Even though they weren’t true post-season games, Bobby Thomson’s home run against the Dodgers that helped the Giants win the pennant in 1951, and Bucky Dent’s Fenway blast that lifted the Yankees over the Red Sox in 1978 were certainly dramatic.
Maddon’s questionable moves
Congrats to the Cubs and their fans. Maybe it’s me, but Joe Maddon did all he could to hand the Series to the Tribe — from his needless use of Aroldis Chapman in Game 6 to lifting Kyle Hendricks early in Game 7 to the 3-2 safety squeeze in the ninth inning that backfired
The Cubs ultimately prevailed because they were the better team with superior talent, but the better manager, Terry Francona, was in the Cleveland dugout in this World Series.
They call it over-managing. In business terms, micro management. It’s the Whitey Herzog syndrome, in honor of the Kansas City manager, who made some questionable moves against the Yankees in the ALCS back in the 70s.
It will never be the same
Well now that the Cubs have won and broken the 108-year jinx things are bound to be different. There’s already talk of the next baseball dynasty.
However, consider this. After the Red Sox broke the Curse of the Bambino in 2004, they became just another successful franchise, lost in the shuffle of successful teams.
Just like the Sox, the Cubs have lost their lovable loser mojo.
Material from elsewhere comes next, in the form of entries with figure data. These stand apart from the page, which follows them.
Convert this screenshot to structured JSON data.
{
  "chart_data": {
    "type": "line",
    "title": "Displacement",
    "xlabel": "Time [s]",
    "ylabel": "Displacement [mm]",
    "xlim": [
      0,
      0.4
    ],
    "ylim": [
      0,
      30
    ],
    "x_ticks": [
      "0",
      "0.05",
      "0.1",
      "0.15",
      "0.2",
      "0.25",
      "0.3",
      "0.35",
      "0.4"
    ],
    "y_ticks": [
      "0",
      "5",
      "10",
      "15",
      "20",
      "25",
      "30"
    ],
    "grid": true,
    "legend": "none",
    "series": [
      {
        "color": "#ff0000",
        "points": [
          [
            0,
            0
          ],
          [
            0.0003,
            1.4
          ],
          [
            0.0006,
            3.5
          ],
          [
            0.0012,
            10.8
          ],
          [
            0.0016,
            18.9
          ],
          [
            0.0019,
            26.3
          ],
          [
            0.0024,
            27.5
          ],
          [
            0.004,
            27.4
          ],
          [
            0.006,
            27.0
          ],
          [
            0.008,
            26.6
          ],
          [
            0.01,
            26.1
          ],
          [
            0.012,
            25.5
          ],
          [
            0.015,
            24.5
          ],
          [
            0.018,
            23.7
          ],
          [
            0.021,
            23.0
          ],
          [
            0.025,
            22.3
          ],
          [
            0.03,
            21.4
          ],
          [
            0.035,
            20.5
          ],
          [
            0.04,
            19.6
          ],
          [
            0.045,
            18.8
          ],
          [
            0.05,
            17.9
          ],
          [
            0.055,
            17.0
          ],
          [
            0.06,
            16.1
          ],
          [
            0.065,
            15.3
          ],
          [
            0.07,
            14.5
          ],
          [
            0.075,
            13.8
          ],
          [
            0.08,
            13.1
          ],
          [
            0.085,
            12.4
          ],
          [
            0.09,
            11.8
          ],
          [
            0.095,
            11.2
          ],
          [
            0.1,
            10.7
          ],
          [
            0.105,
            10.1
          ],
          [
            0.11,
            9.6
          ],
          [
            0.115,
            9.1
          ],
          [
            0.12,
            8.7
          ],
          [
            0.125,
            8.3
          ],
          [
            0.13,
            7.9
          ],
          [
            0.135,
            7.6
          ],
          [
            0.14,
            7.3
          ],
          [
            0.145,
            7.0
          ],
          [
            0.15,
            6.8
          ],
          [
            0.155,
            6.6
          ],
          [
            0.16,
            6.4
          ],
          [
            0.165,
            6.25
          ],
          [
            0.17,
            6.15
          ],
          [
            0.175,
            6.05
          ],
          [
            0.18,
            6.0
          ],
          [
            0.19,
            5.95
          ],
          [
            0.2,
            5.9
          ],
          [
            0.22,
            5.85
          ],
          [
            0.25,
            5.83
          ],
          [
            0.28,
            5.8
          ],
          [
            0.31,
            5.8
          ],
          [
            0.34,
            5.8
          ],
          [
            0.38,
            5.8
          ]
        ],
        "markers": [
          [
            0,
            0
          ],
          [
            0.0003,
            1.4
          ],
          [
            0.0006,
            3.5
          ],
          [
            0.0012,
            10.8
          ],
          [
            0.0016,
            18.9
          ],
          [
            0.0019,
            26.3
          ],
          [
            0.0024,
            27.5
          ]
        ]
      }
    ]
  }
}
The all-time playoff batting leader is a 92-year-old retired cardiologist and former president of the American League and the Texas Rangers who played his last game more than 62 years ago. Robert William Brown, aka Bobby and the Doctor, spent his short career with the Yankees, played for five World Series champions and batted .439 in the World Series, the all-time best amongst players who have at least 40 postseason plate appearances.
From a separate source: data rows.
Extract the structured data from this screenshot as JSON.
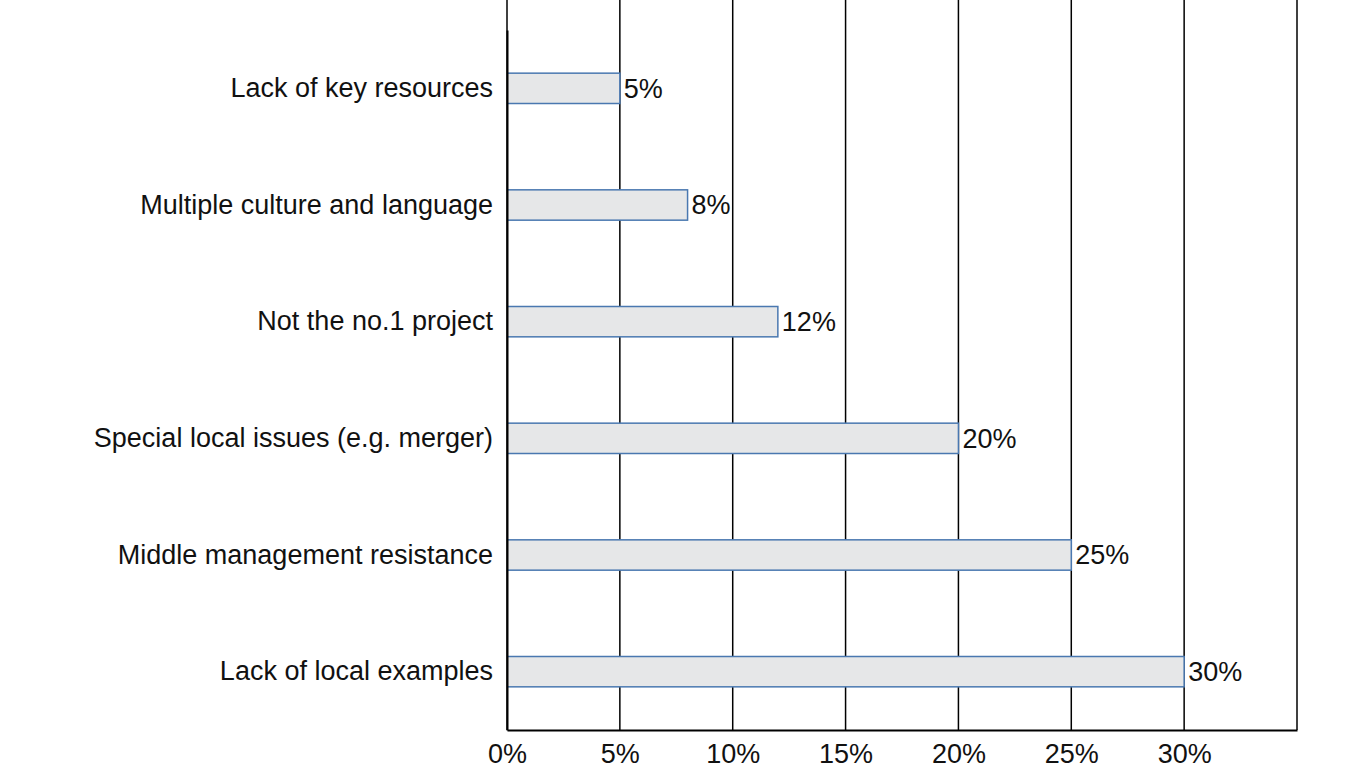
{
  "chart_data": {
    "type": "bar",
    "orientation": "horizontal",
    "categories": [
      "Lack of key resources",
      "Multiple culture and language",
      "Not the no.1 project",
      "Special local issues (e.g. merger)",
      "Middle management resistance",
      "Lack of local examples"
    ],
    "values": [
      5,
      8,
      12,
      20,
      25,
      30
    ],
    "value_labels": [
      "5%",
      "8%",
      "12%",
      "20%",
      "25%",
      "30%"
    ],
    "data_labels": true,
    "color": "#e6e7e8",
    "xlim": [
      0,
      35
    ],
    "xticks": [
      {
        "value": 0,
        "label": "0%"
      },
      {
        "value": 5,
        "label": "5%"
      },
      {
        "value": 10,
        "label": "10%"
      },
      {
        "value": 15,
        "label": "15%"
      },
      {
        "value": 20,
        "label": "20%"
      },
      {
        "value": 25,
        "label": "25%"
      },
      {
        "value": 30,
        "label": "30%"
      }
    ],
    "grid": true
  }
}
Brown spent eight seasons with the Yankees before retiring in 1954 at the age of 29. The left-hand hitting Brown played both shortstop and third base for New York and would up a solid .279 career hitter. But it was in the postseason that Bobby Brown shined.
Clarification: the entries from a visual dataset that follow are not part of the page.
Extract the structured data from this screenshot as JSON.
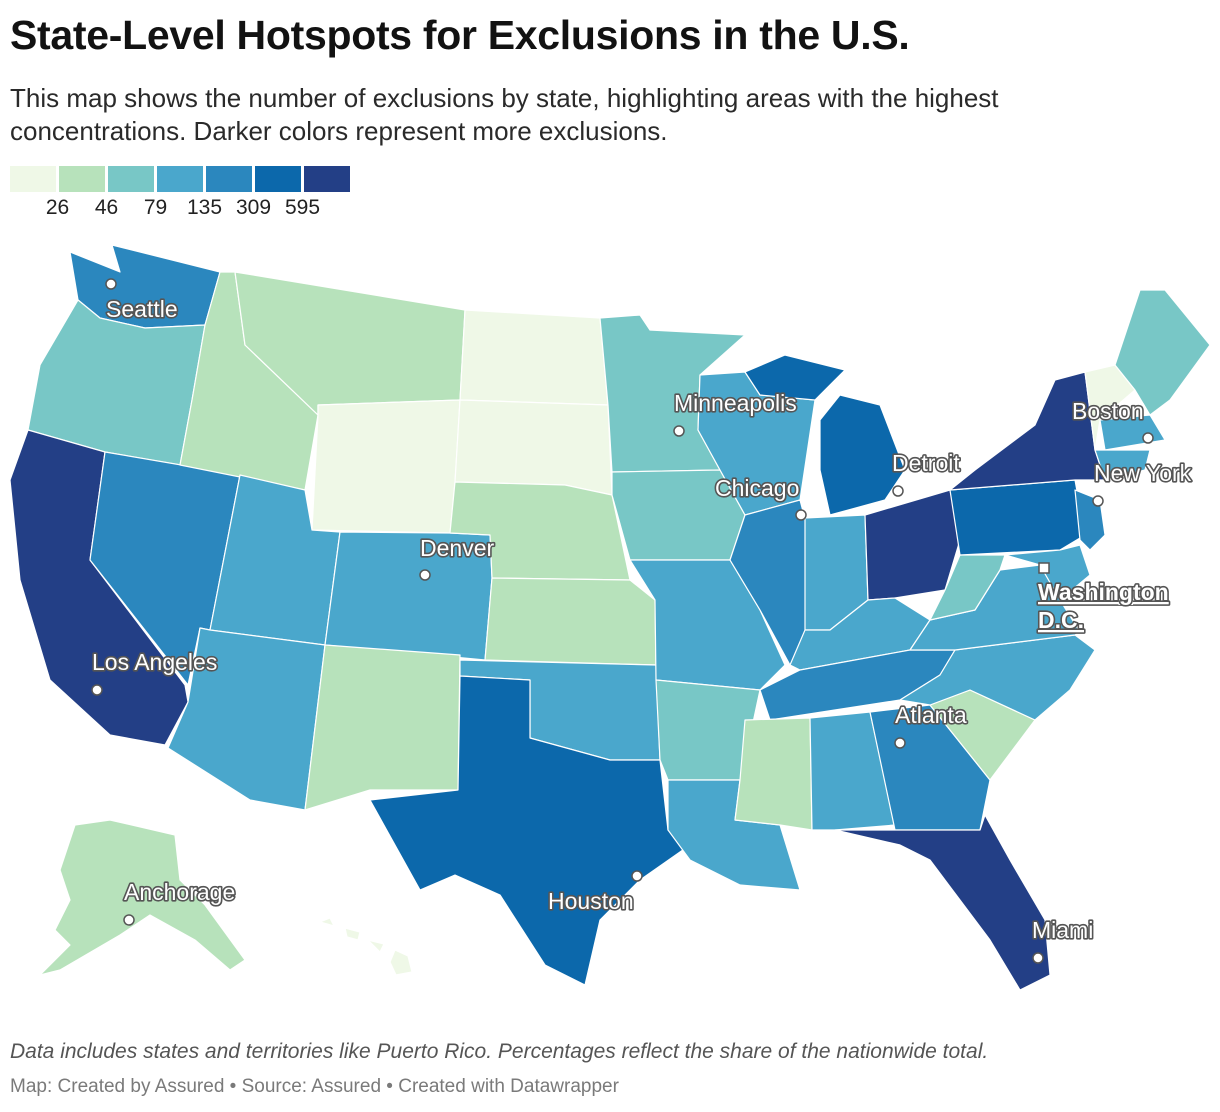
{
  "title": "State-Level Hotspots for Exclusions in the U.S.",
  "subtitle": "This map shows the number of exclusions by state, highlighting areas with the highest concentrations. Darker colors represent more exclusions.",
  "legend": {
    "colors": [
      "#eff8e7",
      "#b7e2bb",
      "#78c7c6",
      "#4aa7cc",
      "#2b87be",
      "#0c68ab",
      "#233f86"
    ],
    "ticks": [
      "26",
      "46",
      "79",
      "135",
      "309",
      "595"
    ]
  },
  "cities": [
    {
      "name": "Seattle"
    },
    {
      "name": "Minneapolis"
    },
    {
      "name": "Boston"
    },
    {
      "name": "Detroit"
    },
    {
      "name": "New York"
    },
    {
      "name": "Chicago"
    },
    {
      "name": "Denver"
    },
    {
      "name": "Washington D.C."
    },
    {
      "name": "Los Angeles"
    },
    {
      "name": "Atlanta"
    },
    {
      "name": "Anchorage"
    },
    {
      "name": "Houston"
    },
    {
      "name": "Miami"
    }
  ],
  "notes": "Data includes states and territories like Puerto Rico. Percentages reflect the share of the nationwide total.",
  "source": "Map: Created by Assured • Source: Assured • Created with Datawrapper"
}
In 1947, Brown hit .300 in 69 games, and played a key role when the Yankees beat the Brooklyn Dodgers in a seven-game World Series. Brown, just 22 at the time, pinch-hit four times and he came through with two doubles, a single and a walk. His double in the fourth inning of Game Seven tied the score and sent the eventual winning run to third base.
In the 1949 World Series, Brown batted .500 with six hits in twelve at-bats, including a double and two triples, and he drove in five runs. The Yankees beat the Dodgers in five games.
Then in 1950, when the Yankees swept the Phillies in the Series, the Doctor went 4-for-12, with a double and a triple.
The next season brought a fourth trip to the World Series for Brown. In five games, he had five hits in 14 at-bats for a .357 average. The Yankees defeated the New York Giants in six games. By age 26, Bobby Brown had four World Series rings.
Brown won a fifth ring with the 1952 Yankees, but before the season ended he was off to Tulane medical school.
Second on the all-time post-season batting list is Colby Rasmus, who played with Houston in 2015 and before that St. Louis in 2009. Although Rasmus never played in a World Series, he compiled a .423 playoff mark.
Pepper Martin of the Gashouse Gang Cardinals, aka the Wild Horse of the Osage, hit .500 in the 1931 World Series and .355 in 1934 to lead St. Louis to a pair of seven-game victories.
Hall of Famers Lou Brock (.391) and Ryan Sandberg (.385) rank eighth and ninth respectively on the top 10 list.